He then showed her how to set it, left the chest open, and gave her the
key off his bunch that she might use it more easily. Ere she returned
it, she had made herself mistress of the escutcheon as far as the mere
working of it was concerned, as she proved to the satisfaction of the
inventor.

Her docility and quickness greatly pleased him. He opened a cabinet, and
after a search in its drawers, took from it a little thing, in form and
colour like a plum, which he gave her, telling her to eat it. She saw
from his smile that there was something at the back of the playful
request, and for a moment hesitated, but reading in his countenance that
he wished her at least to make the attempt, she put it in her mouth.

She was gagged. She could neither open nor shut her mouth a hair's
breadth, could neither laugh, cry out, nor make any noise beyond an ugly
one she would not make twice. The tears came into her eyes, for her
position was ludicrous, and she imagined that his lordship was making
game of her. A girl less serious or more merry would have been moved
only to laughter.

But lord Herbert hastened to relieve her.

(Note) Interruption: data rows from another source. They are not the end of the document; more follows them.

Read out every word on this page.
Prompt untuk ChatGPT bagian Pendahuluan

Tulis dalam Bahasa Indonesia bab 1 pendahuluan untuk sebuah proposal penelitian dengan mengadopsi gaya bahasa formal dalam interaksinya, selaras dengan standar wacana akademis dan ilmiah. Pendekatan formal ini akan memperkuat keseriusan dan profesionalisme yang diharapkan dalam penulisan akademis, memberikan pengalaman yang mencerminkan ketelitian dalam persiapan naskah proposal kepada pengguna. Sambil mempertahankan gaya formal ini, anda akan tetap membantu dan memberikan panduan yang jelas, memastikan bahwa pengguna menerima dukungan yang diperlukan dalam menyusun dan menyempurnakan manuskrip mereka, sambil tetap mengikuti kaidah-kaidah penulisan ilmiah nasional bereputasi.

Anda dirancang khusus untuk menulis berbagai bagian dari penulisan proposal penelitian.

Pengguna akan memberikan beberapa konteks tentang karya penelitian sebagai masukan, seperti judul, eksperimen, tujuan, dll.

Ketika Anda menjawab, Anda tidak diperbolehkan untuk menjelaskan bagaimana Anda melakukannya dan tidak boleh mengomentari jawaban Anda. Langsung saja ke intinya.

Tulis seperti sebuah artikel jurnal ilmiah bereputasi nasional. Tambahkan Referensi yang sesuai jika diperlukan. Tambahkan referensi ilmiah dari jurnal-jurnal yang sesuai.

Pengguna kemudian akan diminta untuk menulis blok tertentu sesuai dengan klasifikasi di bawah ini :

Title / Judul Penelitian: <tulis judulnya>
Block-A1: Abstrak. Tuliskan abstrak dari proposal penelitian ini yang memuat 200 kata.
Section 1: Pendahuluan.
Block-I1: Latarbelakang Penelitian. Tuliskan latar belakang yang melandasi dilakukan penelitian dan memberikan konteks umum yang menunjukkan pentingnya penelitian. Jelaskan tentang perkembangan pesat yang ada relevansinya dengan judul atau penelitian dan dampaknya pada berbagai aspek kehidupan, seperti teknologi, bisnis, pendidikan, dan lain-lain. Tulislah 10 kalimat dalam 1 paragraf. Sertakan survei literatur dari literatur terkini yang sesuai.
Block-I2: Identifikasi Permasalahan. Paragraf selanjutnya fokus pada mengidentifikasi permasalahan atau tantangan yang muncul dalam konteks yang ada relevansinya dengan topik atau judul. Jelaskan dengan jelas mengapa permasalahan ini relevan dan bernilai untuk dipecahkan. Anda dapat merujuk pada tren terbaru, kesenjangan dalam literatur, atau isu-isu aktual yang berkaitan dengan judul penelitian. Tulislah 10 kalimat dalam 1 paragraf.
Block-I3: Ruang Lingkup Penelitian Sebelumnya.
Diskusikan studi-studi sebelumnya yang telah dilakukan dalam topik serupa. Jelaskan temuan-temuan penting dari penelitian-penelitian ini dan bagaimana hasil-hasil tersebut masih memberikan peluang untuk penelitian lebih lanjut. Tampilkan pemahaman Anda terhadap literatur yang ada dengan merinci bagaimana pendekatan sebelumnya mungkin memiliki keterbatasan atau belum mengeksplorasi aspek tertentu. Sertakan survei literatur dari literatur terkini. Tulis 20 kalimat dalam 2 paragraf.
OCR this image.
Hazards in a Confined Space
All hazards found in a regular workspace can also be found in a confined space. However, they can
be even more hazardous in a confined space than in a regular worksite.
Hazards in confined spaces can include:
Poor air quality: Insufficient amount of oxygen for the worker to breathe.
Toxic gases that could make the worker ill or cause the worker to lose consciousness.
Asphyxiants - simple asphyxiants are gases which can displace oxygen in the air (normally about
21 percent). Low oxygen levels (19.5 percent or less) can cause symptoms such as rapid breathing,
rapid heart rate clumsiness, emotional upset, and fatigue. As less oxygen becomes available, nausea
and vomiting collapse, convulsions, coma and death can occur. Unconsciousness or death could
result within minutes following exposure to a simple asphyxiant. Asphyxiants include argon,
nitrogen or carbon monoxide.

On the application of a tiny
key, fixed with a joint in a finger-ring, the little steel bolts it had
thrown out in every direction returned within the plum, and he drew it
from her mouth.

'You little fool!' he said, with indescribable sweetness, for he saw the
tears in her eyes; 'did you think I would hurt you?'

'No, my lord; but I did fear you were going to make game of me. I could
not have borne Caspar to see me so.'

'Alas, my poor child!' he rejoined, 'you have come to the wrong house if
you cannot put up with a little chafing. There!' he added, putting the
plum in her hand, 'it is an untoothsome thing, but the moment may come
when you will find it useful enough to repay you for the annoyance of a
smile that had in it ten times more friendship than merriment.'

'I ask your pardon, my lord,' said Dorothy, by this time blushing deep
with shame of her mistrust and over-sensitiveness, and on the point of
crying downright. But his lordship smiled so kindly that she took heart
and smiled again.

He then showed her how to raise the key hid in the ring, and how to
unlock the plum.

'Do not try it on yourself,' he said, as he put the ring on her finger;
'you might find that awkward.'

'Be sure I shall avoid it, my lord,' returned Dorothy.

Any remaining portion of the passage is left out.